【深掘り「鎌倉殿の13人」】源頼朝を支えた北条時政は、なぜ強大な権力を持ったのか
大河ドラマ「鎌倉殿の13人」では、ドラマが中盤になって北条時政が注目されている。なぜ時政は強大な権力を持つに至ったのか、詳しく掘り下げてみよう。
■北条時政と源頼朝
保延4年(1138)、北条時政は伊豆国の在庁官人である時方の子として誕生した。母は、伴為房の娘である。時政の運命を切り開くきっかけになったのは、源頼朝の存在である。
平治の乱で敗れ、囚われの身となった頼朝は、永暦元年(1160)に伊豆に流された。やがて、頼朝は時政の娘・政子と出会い、駆け落ちして結ばれた。こうして、時政は頼朝に従うようになった。
治承4年(1180)、頼朝と時政は以仁王から「打倒平家」の令旨を受け取り、石橋山で平氏方の大庭景親と戦うが、敗北。時政は甲斐に逃亡し、頼朝は安房に敗走した。
甲斐に逃れた時政は、甲斐源氏の武田信義を味方に引き入れ、頼朝とともに富士川の戦いで平氏軍を撃破した。この戦いの勝利により、時政と頼朝の運が切り開かれた。時政の貢献度は、大きかったといえる。
■平氏滅亡後の時政
富士川の戦い後、頼朝は戦いを有利に進め、文治元年(1185)3月の壇ノ浦の戦いで平氏を滅ぼした。ところが、頼朝は弟の義経と対立し、ついに討伐することを決意した。
一方の義経は同年、朝廷から頼朝追討の宣旨を与えられた。この事態に対処すべく、頼朝は代官として舅の時政を京都に送り込んだ。時政は、京都守護と称された。
時政が大軍を率いて上洛すると、朝廷は直ちに態度を豹変し、頼朝に義経追討の宣旨を与えた。

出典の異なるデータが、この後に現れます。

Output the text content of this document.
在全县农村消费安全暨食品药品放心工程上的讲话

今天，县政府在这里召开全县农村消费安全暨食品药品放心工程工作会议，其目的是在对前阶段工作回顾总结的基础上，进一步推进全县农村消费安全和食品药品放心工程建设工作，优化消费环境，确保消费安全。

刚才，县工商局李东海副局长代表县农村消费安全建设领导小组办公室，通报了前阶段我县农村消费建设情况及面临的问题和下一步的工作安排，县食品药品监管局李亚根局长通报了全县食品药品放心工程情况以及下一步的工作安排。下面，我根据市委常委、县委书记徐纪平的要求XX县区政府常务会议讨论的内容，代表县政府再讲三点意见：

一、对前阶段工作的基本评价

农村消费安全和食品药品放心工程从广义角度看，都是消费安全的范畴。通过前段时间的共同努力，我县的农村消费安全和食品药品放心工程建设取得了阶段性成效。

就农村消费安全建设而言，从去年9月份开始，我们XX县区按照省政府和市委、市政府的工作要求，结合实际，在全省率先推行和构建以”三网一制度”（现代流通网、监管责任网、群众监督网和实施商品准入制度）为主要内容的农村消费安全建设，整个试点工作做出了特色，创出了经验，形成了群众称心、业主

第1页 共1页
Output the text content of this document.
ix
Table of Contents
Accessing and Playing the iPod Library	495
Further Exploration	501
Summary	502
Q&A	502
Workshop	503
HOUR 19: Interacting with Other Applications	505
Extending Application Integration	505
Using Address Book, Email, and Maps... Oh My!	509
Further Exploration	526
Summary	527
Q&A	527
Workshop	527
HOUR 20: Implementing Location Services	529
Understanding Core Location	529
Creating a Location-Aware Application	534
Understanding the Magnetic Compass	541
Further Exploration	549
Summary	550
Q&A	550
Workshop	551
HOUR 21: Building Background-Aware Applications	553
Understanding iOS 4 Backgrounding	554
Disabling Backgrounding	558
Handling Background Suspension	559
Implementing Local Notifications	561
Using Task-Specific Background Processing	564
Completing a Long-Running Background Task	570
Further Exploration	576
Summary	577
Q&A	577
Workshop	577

これにより、頼朝は朝廷から義経を討つ、揺るぎない根拠を得たのだ。
それだけではない。時政は頼朝の意向を踏まえて朝廷と交渉し、諸国、荘園に守護、地頭を置くこと、加えて兵糧米を徴収することを朝廷に認めさせた。現在では、この年に鎌倉幕府が成立したとの説が有力である。
さらに、時政は頼朝の朝廷政治の刷新を進めるという意向を受け、後白河法皇の近臣を更迭し、幕府が推す九条兼実を関白に据えることに成功した。これにより、朝廷は頼朝の思い通りになった。
その後、頼朝の代官である一条能保が上洛したので、時政はその任を解かれ、鎌倉へと戻った。京都の警備は、時政の甥の時定が任命された。その後、時政は伊豆、駿河の守護になり、奥州藤原氏征伐にも従った。
■まとめ
建久3年(1192)、頼朝と政子の間に実朝が生まれると、時政は誕生の儀式を取り仕切った。時政の威勢は、東国の御家人のなかでも群を抜いていた。ともあれ、時政はドラマのキーパーソンなので、今後の動向も注視することにしよう。